What to Know About Medical Credit Cards Before Signing Up
A medical credit card can help you pay off an unexpected health expense if you know how to use one. If not, you could end up owing way more than your original bill. Offered at hundreds of thousands of doctors and veterinary offices across the country, medical credit cards are designed to spread out medical and veterinary bills that you can’t afford to pay off all at once. If the bill is over $200, you can pay it back interest-free over a set period of time, ranging from six to 24 months. Typically used for services that aren’t often covered by insurance (such as dental, cosmetic, or chiropractic work), medical credit cards can also be used for things like primary care or healthcare specialists if your provider accepts them. Approval rates for these cards are high – you can even be approved at a doctor’s office relatively quickly. CareCredit credit cards (owned by Synchrony Financial) are perhaps the best known, though banks such as Citi and Wells Fargo also offer them. These cards use a type of financing called deferred interest, which may sound great in theory, but experts warn consumers may not fully understand what they’re agreeing to. Story by Alicia Adamczyk for Time.
As Credit Card Rewards, Gift Cards Are No Prize
It’s a maneuver many credit card holders know well: the Hail Mary of rewards—redeeming points for a gift card. You have a couple of thousand points left on your credit card, and you want to close your account. You don’t want to forfeit those rewards. But they’re not enough for an airline ticket, and you don’t meet the minimum redemption requirement for cash back. So, like a kid reluctantly trading arcade tickets for a pink rubber eraser, you get a gift card. Gift cards remain perhaps the most ubiquitous redemption option available among credit card issuers. But for cardholders, they can be a miss, offering limited versatility and so-so redemption values. Even when you’re low on credit card rewards, better options abound. Story by Claire Tsosie for Nerd Wallet.
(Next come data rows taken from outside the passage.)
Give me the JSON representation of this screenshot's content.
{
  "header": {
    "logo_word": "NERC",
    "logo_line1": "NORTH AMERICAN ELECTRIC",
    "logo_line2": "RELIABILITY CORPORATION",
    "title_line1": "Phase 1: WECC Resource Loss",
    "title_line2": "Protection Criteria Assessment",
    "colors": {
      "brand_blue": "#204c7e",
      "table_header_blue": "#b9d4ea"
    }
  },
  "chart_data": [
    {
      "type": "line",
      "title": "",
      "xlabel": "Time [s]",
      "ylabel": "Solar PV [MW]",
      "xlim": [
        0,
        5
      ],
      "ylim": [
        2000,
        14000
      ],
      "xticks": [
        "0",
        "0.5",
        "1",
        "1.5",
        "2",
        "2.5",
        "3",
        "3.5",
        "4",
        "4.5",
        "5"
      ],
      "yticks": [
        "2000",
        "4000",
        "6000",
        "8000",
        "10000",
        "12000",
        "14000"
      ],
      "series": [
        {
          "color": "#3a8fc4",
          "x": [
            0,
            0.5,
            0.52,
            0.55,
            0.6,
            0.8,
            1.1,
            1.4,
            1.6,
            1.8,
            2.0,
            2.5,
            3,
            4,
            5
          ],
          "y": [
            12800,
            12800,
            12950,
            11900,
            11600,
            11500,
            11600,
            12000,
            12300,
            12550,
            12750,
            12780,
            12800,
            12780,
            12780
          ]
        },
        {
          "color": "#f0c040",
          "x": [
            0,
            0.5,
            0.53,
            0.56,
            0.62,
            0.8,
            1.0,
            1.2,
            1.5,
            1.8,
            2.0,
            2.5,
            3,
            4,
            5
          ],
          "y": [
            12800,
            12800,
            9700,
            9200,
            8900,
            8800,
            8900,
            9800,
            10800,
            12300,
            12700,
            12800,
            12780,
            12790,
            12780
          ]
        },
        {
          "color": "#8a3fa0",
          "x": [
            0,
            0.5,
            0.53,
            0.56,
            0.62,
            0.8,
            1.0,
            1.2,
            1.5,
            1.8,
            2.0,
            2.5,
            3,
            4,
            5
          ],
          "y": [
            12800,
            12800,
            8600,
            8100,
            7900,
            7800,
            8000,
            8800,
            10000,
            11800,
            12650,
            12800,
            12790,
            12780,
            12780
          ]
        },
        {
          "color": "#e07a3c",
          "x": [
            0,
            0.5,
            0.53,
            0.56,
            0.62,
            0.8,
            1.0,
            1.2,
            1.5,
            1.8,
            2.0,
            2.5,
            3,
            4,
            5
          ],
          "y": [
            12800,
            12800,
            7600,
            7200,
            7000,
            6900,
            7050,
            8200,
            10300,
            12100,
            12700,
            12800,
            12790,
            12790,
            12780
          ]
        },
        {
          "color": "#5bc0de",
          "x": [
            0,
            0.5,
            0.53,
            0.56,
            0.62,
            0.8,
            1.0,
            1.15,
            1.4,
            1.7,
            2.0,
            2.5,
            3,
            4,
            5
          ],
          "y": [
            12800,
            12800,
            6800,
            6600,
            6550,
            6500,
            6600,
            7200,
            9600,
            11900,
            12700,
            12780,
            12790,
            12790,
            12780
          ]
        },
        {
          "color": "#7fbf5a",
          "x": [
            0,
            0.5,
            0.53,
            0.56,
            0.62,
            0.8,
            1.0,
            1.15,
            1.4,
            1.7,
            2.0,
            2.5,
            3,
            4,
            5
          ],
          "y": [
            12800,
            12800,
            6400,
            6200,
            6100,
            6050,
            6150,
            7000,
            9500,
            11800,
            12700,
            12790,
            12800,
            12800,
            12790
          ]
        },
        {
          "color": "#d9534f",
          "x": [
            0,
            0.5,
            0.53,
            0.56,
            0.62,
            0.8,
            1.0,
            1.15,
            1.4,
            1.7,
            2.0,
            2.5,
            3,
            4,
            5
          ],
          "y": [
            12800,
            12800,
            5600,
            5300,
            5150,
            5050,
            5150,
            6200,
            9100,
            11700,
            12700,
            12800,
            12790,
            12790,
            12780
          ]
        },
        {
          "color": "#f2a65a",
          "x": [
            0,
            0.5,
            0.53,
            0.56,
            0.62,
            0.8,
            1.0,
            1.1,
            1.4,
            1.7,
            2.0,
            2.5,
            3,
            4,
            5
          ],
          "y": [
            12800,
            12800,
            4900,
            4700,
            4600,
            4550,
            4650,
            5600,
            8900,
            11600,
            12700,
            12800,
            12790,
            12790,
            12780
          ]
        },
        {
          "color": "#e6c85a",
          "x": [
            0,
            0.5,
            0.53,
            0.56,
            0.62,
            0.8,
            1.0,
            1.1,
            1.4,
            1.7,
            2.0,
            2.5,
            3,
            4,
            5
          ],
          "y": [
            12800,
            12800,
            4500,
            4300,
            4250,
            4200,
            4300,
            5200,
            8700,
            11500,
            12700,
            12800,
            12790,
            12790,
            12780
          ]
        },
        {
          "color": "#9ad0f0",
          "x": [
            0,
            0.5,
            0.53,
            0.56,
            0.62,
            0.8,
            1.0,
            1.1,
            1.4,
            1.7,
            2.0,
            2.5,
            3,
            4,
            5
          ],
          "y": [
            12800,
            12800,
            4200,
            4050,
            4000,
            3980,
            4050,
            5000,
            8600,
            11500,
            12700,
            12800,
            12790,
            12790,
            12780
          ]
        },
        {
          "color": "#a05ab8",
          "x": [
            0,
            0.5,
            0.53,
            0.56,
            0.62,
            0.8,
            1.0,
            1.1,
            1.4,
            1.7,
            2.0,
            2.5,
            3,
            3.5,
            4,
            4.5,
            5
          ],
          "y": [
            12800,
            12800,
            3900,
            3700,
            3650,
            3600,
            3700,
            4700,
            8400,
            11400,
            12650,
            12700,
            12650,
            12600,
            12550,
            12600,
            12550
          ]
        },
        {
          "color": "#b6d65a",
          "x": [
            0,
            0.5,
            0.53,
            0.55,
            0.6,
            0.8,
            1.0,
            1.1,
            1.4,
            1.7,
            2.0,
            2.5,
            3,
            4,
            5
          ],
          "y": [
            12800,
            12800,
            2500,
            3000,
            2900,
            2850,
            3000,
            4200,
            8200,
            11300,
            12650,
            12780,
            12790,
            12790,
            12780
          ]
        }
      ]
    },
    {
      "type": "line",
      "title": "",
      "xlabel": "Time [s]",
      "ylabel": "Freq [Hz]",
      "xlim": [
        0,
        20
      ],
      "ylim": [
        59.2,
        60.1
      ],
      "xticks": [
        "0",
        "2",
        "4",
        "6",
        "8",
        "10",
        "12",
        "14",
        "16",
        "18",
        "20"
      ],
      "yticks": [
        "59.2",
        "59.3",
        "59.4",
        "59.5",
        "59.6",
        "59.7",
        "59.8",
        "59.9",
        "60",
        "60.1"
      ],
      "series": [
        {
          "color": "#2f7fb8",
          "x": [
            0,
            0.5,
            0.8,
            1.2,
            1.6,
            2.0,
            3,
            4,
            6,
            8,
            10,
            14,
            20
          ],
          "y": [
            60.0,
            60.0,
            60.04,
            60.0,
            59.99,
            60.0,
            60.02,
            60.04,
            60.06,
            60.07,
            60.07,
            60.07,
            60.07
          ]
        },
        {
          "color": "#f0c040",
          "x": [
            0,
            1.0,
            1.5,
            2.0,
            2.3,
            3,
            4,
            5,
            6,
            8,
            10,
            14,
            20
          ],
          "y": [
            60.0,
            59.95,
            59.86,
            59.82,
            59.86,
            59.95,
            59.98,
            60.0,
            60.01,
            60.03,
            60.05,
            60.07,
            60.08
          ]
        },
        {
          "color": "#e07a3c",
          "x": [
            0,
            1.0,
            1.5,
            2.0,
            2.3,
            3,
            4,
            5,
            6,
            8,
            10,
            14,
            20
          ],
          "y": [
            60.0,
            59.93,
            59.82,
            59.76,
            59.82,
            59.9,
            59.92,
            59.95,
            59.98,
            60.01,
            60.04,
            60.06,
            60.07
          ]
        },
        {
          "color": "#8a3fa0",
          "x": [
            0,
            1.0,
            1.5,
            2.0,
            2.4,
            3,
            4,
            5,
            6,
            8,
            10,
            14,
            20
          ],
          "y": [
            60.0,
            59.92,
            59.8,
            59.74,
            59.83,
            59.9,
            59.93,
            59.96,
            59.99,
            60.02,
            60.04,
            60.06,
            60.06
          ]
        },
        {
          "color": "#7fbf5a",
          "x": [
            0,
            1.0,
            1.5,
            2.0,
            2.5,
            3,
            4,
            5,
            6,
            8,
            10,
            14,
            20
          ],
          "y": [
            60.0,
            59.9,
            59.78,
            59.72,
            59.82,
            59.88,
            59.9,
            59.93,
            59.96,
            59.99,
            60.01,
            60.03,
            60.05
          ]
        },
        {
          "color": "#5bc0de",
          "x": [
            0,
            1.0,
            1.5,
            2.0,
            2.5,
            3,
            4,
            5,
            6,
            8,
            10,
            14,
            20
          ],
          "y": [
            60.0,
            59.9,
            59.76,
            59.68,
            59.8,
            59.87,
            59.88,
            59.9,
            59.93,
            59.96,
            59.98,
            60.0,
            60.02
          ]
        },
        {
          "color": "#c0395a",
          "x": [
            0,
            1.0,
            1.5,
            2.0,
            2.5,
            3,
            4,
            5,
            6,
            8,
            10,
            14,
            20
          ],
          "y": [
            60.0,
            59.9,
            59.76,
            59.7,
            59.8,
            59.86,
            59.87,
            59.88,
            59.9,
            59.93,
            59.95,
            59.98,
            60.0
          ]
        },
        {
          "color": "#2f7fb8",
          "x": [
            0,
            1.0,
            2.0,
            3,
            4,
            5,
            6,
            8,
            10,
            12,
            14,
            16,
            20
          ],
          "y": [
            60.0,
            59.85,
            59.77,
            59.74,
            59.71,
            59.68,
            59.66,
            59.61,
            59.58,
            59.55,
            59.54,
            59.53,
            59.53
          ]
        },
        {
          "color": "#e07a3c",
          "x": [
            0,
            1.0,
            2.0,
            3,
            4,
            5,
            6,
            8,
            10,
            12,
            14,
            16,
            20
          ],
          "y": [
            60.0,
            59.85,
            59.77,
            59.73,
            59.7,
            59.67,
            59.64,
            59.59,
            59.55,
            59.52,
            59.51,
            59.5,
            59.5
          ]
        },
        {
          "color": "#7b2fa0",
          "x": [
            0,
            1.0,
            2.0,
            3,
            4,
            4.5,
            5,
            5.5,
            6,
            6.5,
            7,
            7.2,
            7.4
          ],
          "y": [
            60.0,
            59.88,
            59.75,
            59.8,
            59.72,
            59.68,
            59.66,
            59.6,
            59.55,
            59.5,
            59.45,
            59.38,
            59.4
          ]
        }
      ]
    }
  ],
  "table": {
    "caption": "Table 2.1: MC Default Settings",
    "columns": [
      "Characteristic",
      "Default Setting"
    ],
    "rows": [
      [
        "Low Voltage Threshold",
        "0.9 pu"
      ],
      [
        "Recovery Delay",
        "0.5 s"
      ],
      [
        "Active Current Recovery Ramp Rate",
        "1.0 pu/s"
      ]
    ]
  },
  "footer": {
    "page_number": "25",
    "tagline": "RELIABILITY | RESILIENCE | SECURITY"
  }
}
This Startup Just Fixed the Most Annoying Thing About Credit Cards
Now anyone can apply for an account at Final. However, users won’t be accepted unless they have sufficiently good credit. If you do, Final acts like a typical credit card system—it protects you from fraud. But not in the same way that any old credit card does. Final’s security features far exceed the status quo. The company’s core value proposition is that it can act as a password manager for your credit card. Along with receiving a physical card for IRL payments, users can generate credit card numbers on demand. You’re able to create a new one for each purchase, or assign unique credit card numbers to every retailer. Users can specify how much money is allowed to flow through a given credit card. Final’s system means that after a data breach you can simply switch off the credit card number associated with the hacked retailer. You needn’t worry about having to change the rest of your accounts. Story by Sonya Mann for Inc.
LowCards.com Weekly Credit Card Rate Report
Based on the 1,000+ cards in the LowCards.com Complete Credit Card Index, the average advertised APR for credit cards is 15.46 percent, slightly higher than last week’s average of 15.36 percent. Six months ago, the average was 14.90 percent. One year ago, the average was 14.70 percent.